Big dreams - Suchanek and Gomes began soliciting films in 2010 with the dream of creating the International Uranium Film Festival. Within three months they had received approximately 80 films from all over the world, he said. The films were screened and the first festival was held in 2011 in Rio de Janeiro. “We still have no money. We are still poor. We hope that we get, one day, a big sponsor that supports the festival so that we can really pay the tickets for all those film directors to come and talk about their films. In Rio, the filmmakers came by their own costs. They paid plane tickets just to attend the festival because it became like a 'think tank' for uranium filmmakers,” Suchanek said.

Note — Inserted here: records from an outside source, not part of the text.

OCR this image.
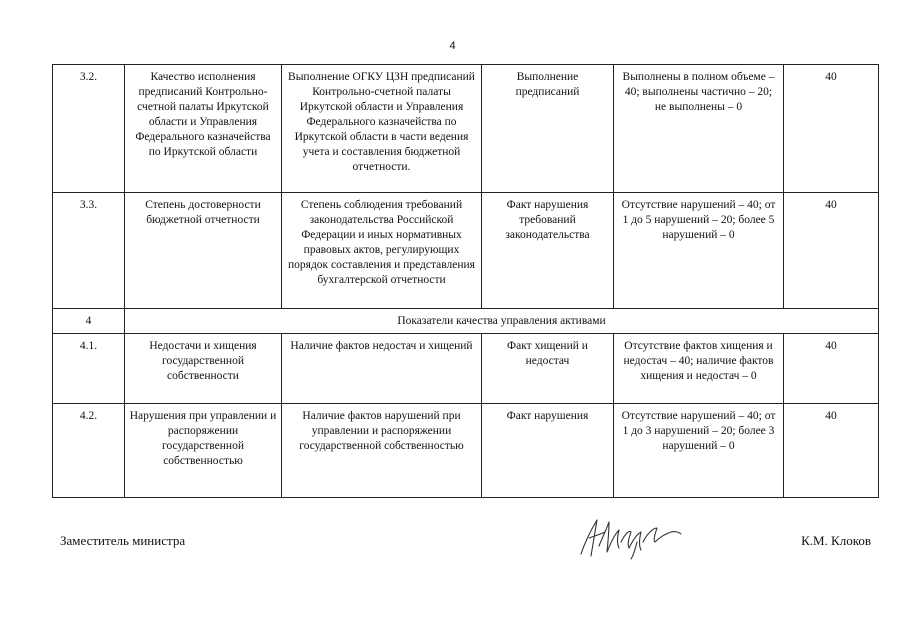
4
3.2.	Качество исполнения предписаний Контрольно-счетной палаты Иркутской области и Управления Федерального казначейства по Иркутской области	Выполнение ОГКУ ЦЗН предписаний Контрольно-счетной палаты Иркутской области и Управления Федерального казначейства по Иркутской области в части ведения учета и составления бюджетной отчетности.	Выполнение предписаний	Выполнены в полном объеме – 40; выполнены частично – 20; не выполнены – 0	40
3.3.	Степень достоверности бюджетной отчетности	Степень соблюдения требований законодательства Российской Федерации и иных нормативных правовых актов, регулирующих порядок составления и представления бухгалтерской отчетности	Факт нарушения требований законодательства	Отсутствие нарушений – 40; от 1 до 5 нарушений – 20; более 5 нарушений – 0	40
4	Показатели качества управления активами				
4.1.	Недостачи и хищения государственной собственности	Наличие фактов недостач и хищений	Факт хищений и недостач	Отсутствие фактов хищения и недостач – 40; наличие фактов хищения и недостач – 0	40
4.2.	Нарушения при управлении и распоряжении государственной собственностью	Наличие фактов нарушений при управлении и распоряжении государственной собственностью	Факт нарушения	Отсутствие нарушений – 40; от 1 до 3 нарушений – 20; более 3 нарушений – 0	40
Заместитель министра	К.М. Клоков
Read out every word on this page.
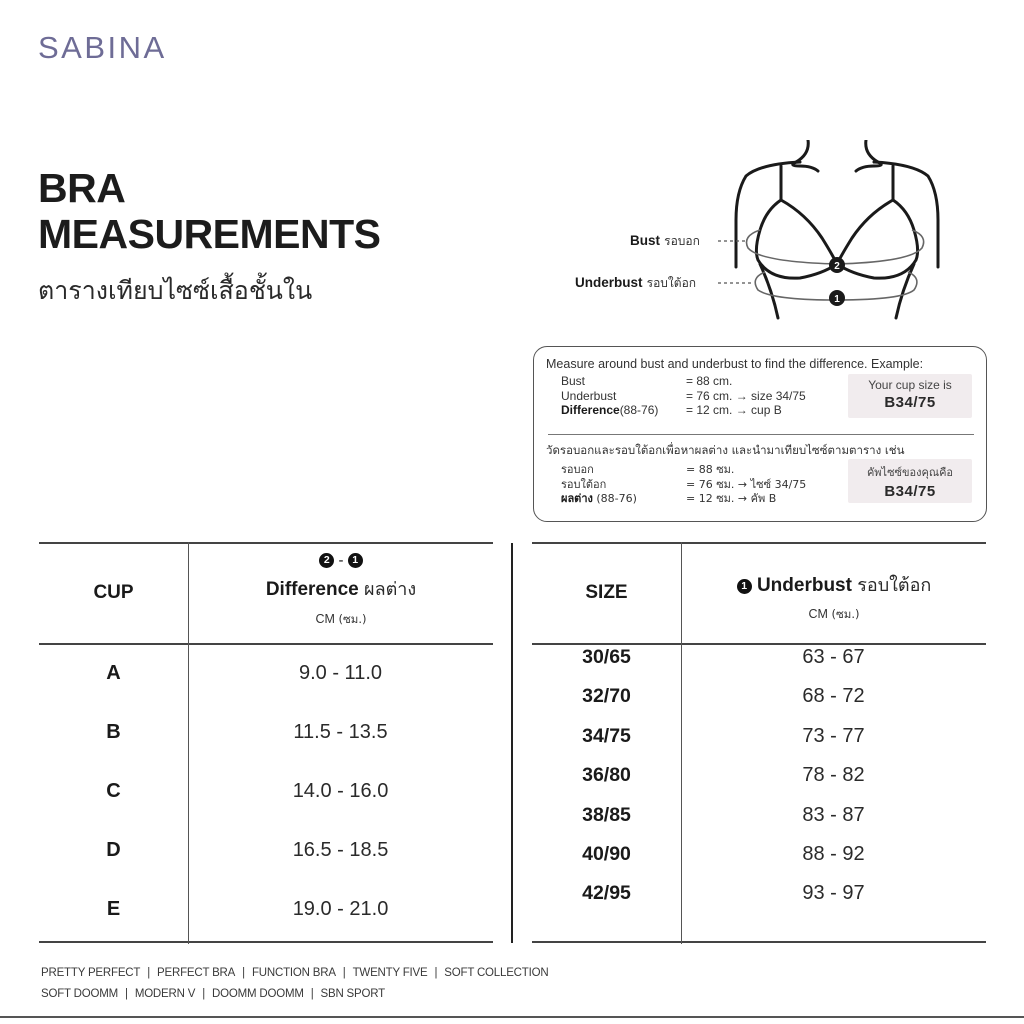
SABINA
BRA
MEASUREMENTS
ตารางเทียบไซซ์เสื้อชั้นใน
2
1
Bust รอบอก
Underbust รอบใต้อก
Measure around bust and underbust to find the difference. Example:
Bust	= 88 cm.
Underbust	= 76 cm. → size 34/75
Difference(88-76)	= 12 cm. → cup B
Your cup size is
B34/75
วัดรอบอกและรอบใต้อกเพื่อหาผลต่าง และนำมาเทียบไซซ์ตามตาราง เช่น
รอบอก	= 88 ซม.
รอบใต้อก	= 76 ซม. → ไซซ์ 34/75
ผลต่าง (88-76)	= 12 ซม. → คัพ B
คัพไซซ์ของคุณคือ
B34/75
CUP
2 - 1
Difference ผลต่าง
CM (ซม.)
A	9.0 - 11.0
B	11.5 - 13.5
C	14.0 - 16.0
D	16.5 - 18.5
E	19.0 - 21.0
SIZE	1 Underbust รอบใต้อก
CM (ซม.)
30/65	63 - 67
32/70	68 - 72
34/75	73 - 77
36/80	78 - 82
38/85	83 - 87
40/90	88 - 92
42/95	93 - 97
PRETTY PERFECT | PERFECT BRA | FUNCTION BRA | TWENTY FIVE | SOFT COLLECTION
SOFT DOOMM | MODERN V | DOOMM DOOMM | SBN SPORT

They brought the film festival to the United States in hopes of attracting sponsorship from solar energy companies, wind energy companies, or environmental friendly Hollywood stars. “There are many 'green' Hollywood stars,” he said.
There are also about 400 million people worldwide against nuclear power, according to Suchanek. “If everyone gives us a penny, we can make uranium film festivals in every big city!” But for now, they are going on faith and waiting on their first dollar.